Non, 40.000 immigrés ne dorment pas toutes les nuits à l'hôtel

par Mahaut DE BUTLER
Publié le 1 mars 2017 à 19h00, mis à jour le 8 mars 2017 à 10h51
Non, 40.000 immigrés ne dorment pas toutes les nuits à l'hôtel

INTOX - Des médias d’extrême droite prétendent que près de 40.000 migrants passeraient leurs nuits à l’hôtel, aux frais du contribuable. Un chiffre largement surestimé.

Mettre dos à dos réfugiés et SDF "français", une vieille habitude de la fachosphère. Une fausse information circule actuellement sur les réseaux sociaux, selon laquelle "40 000 immigrés" dormiraient à l’hôtel en France, avec le financement de l’Etat. Issu d’un article du magazine d'extrême droite Minute, repris par les sites Le Salon Beige et Fdesouche, ce chiffre est largement manipulé. Nous l’avons vérifié dans le cadre de CrossCheck, un consortium de journalistes luttant contre les fausses informations dont fait partie LCI

L’article en question s’appuie sur le dernier rapport de la Cour des Comptes, qui note une augmentation du nombre de nuitées à l’hôtel affectées à des personnes sans domicile. Ce nombre est passé de 32 300 nuitées en 2014 à 37 950 en 2015. Minute utilise ce dernier chiffre pour parler de "40 000 immigrés" en alléguant que ces nuitées concernent surtout des demandeurs d’asile. Mais cette affirmation est infondée, comme en témoignent les chiffres disponibles dans le rapport. 

Un chiffre au mieux trompeur, au pire manipulé

Capture Cour des comptes

Il est très difficile de connaître l’origine des personnes hébergées, car l’accueil en hébergement est inconditionnel en France. En réalité, la Cour des comptes ne précise pas la proportion de réfugiés concernés par rapport à ceux que Minute appelle "nos bons vieux clochards d’autrefois".

Mais une chose est sûre : en janvier 2016, toujours selon la Cour des comptes, 40% des demandeurs d’asile étaient hébergés en dehors du dispositif dédié aux migrants, "soit par leurs propres moyens, soit pour partie dans les dispositifs d’urgence généralistes." En effet, l’institution remarque que les moyens déployés pour héberger les demandeurs d’asile sont insuffisants, notamment en région parisienne. Résultat, ils sont nombreux à devoir se débrouiller seuls ou se rabattre sur les solutions d’accueil globales, dont les hôtels.

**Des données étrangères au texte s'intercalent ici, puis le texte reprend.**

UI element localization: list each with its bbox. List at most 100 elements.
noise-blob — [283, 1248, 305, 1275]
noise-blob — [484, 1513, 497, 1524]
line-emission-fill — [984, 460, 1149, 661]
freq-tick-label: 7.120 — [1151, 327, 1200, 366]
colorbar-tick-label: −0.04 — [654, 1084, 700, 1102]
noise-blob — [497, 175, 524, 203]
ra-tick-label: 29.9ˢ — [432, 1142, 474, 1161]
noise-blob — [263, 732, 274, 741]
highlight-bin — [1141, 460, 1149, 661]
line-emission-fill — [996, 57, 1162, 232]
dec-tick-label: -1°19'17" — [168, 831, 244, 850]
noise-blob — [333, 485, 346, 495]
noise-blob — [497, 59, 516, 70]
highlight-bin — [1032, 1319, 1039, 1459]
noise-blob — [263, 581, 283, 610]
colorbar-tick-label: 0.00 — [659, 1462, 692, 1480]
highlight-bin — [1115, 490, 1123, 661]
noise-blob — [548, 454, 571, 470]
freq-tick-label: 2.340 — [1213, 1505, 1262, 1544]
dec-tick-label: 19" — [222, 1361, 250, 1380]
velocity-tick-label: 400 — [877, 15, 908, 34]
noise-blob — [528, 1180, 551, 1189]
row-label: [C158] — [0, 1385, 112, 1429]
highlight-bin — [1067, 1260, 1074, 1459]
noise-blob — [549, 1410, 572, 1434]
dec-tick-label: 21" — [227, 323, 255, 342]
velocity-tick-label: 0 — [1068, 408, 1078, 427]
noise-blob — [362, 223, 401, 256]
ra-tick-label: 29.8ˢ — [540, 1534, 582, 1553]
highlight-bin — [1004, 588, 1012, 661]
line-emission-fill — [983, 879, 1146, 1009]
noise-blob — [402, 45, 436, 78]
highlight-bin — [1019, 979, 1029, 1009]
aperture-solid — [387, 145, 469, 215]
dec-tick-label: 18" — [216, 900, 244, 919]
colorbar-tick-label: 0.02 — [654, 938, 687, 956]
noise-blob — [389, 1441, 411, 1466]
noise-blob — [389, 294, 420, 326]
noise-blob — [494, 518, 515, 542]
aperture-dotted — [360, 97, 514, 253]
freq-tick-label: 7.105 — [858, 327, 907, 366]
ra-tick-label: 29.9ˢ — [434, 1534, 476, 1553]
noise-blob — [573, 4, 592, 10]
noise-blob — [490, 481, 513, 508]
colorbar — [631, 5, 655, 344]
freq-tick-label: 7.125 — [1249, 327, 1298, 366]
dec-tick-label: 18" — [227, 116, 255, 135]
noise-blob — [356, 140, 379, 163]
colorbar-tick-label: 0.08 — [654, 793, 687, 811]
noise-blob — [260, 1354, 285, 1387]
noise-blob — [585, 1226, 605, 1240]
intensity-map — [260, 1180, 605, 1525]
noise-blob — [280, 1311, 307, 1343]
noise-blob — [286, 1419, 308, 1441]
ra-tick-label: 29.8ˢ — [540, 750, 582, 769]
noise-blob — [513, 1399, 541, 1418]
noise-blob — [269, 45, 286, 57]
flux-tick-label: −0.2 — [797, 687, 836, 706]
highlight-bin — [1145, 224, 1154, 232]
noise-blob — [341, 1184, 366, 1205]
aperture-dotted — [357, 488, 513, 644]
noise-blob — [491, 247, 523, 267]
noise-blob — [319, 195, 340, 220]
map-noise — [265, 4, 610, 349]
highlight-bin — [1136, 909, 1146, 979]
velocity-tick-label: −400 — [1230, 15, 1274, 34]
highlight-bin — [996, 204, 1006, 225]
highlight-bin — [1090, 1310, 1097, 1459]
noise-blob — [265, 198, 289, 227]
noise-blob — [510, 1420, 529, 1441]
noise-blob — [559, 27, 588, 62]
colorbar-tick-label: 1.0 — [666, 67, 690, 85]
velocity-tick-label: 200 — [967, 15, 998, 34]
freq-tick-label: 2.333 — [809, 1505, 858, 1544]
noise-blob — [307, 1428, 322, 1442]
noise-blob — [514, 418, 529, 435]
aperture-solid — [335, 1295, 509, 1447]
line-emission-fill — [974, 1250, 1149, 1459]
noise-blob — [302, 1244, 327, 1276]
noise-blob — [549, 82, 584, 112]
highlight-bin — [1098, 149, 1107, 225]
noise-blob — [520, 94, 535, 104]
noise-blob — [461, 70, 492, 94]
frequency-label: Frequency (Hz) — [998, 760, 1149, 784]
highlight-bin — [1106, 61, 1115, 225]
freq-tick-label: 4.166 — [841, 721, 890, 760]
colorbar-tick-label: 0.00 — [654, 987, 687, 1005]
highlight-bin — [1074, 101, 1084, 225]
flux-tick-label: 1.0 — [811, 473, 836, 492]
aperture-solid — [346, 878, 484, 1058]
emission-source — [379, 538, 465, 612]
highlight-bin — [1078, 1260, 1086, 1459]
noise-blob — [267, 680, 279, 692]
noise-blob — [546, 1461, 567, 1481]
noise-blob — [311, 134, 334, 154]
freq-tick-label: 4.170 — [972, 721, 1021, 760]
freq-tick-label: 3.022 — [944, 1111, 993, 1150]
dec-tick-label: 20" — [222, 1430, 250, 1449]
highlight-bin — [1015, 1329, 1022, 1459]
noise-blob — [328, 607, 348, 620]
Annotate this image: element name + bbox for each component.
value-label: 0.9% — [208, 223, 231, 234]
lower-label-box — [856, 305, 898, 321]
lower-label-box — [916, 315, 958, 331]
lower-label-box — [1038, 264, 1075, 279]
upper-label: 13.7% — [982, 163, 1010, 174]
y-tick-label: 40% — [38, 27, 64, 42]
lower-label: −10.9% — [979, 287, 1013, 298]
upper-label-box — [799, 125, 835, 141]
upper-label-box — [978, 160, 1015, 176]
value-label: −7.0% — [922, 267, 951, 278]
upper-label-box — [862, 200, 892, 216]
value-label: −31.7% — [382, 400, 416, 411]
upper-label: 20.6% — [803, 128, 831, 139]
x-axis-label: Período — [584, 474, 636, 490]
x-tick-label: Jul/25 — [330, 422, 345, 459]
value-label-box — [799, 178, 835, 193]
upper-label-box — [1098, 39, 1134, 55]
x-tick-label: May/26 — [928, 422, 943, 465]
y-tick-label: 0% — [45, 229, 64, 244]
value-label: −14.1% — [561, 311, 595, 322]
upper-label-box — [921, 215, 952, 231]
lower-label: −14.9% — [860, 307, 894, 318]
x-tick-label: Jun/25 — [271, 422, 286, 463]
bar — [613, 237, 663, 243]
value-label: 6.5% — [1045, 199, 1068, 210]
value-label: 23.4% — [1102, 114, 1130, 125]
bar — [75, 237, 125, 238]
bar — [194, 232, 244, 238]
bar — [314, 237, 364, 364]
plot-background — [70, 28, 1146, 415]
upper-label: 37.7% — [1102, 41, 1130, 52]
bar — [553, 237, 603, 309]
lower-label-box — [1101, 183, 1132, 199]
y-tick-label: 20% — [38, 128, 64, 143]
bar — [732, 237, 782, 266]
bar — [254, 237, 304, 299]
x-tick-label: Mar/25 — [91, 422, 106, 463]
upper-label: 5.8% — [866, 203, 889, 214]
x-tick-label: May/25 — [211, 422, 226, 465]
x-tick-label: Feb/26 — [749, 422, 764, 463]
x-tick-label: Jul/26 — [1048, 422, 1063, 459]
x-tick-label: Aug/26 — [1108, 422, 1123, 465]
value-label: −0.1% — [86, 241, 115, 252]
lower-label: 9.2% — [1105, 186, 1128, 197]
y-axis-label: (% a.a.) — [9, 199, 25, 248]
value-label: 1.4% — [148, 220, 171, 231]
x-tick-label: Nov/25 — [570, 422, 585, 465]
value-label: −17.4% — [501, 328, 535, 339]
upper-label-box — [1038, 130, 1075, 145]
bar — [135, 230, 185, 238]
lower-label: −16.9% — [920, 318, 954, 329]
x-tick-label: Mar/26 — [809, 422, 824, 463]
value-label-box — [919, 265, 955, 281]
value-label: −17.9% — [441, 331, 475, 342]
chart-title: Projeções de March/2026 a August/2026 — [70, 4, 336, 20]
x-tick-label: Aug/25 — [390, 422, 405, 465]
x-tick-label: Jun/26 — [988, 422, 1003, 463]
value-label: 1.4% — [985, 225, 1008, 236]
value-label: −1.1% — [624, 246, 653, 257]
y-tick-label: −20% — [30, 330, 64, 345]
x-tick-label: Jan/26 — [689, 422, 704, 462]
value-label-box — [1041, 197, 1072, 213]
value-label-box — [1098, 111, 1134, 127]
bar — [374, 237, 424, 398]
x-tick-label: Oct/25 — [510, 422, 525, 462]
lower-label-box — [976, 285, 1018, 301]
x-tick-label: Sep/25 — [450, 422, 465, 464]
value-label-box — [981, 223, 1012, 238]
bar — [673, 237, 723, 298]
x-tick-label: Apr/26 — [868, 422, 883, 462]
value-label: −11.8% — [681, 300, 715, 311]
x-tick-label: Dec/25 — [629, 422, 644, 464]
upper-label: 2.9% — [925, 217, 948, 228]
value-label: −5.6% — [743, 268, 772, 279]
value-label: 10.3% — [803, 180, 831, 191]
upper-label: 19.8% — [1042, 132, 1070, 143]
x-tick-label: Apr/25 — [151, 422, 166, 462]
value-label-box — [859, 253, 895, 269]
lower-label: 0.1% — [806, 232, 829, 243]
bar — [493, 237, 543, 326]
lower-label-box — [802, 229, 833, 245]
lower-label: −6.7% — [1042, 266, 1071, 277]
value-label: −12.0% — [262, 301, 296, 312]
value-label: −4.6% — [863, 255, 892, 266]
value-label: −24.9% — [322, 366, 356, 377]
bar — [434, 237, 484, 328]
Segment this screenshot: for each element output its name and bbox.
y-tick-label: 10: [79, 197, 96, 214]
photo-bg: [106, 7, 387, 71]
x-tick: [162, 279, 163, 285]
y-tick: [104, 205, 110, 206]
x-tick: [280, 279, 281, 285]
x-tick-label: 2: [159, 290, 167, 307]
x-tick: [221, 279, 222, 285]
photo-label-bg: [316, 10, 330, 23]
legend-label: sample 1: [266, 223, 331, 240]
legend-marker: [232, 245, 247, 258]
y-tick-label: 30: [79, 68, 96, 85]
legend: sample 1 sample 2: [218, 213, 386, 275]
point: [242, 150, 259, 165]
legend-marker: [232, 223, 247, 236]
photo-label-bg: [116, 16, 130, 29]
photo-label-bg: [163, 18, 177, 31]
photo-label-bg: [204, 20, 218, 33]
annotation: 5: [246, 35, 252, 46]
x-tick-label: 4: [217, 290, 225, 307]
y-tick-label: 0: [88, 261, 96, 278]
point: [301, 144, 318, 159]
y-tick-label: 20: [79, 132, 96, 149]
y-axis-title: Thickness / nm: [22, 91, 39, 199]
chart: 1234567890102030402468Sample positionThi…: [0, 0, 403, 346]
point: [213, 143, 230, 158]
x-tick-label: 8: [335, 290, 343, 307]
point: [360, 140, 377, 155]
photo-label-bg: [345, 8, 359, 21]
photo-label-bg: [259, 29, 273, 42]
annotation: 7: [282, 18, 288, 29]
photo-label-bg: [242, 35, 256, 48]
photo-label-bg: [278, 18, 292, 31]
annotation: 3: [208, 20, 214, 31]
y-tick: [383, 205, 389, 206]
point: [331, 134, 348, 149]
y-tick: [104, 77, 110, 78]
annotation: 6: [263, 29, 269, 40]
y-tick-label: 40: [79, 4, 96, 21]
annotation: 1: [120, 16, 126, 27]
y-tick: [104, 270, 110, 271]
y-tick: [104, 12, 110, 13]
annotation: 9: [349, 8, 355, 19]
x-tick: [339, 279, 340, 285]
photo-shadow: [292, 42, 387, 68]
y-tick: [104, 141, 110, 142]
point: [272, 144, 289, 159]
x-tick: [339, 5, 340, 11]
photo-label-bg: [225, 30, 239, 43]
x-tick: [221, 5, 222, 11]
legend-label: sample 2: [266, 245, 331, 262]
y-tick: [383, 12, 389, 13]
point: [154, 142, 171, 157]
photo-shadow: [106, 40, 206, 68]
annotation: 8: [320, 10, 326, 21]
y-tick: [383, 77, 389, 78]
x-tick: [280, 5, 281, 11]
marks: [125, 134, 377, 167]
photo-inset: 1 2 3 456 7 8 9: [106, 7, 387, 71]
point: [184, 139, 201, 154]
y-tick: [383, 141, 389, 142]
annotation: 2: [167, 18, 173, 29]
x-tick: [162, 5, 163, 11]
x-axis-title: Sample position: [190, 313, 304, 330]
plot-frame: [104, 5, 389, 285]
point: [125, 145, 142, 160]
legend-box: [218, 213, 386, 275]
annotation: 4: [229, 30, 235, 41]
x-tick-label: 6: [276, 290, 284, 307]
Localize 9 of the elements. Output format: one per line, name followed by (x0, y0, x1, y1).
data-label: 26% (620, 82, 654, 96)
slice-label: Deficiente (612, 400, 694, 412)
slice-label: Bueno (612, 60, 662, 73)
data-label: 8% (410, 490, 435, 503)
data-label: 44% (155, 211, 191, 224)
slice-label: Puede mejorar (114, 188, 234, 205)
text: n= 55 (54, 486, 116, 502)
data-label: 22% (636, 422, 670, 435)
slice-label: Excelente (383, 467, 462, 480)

Poursuivons le calcul : même en prenant 40% des 80 075 demandeurs d’asile enregistrés en 2015, le résultat reste inférieur aux estimations du magazine. En outre, l’accueil en hôtel ne représente qu’une partie des "dispositifs d’urgence généralistes". Les sans-abri peuvent notamment s'orienter vers des centres d'hébergement d'urgence, des "lits halte soins santé" ou encore des centres d'hébergement et de réinsertion sociale (CHRS). Il est donc clair que le chiffre de "40.000 immigrés" est au mieux trompeur, au pire manipulé.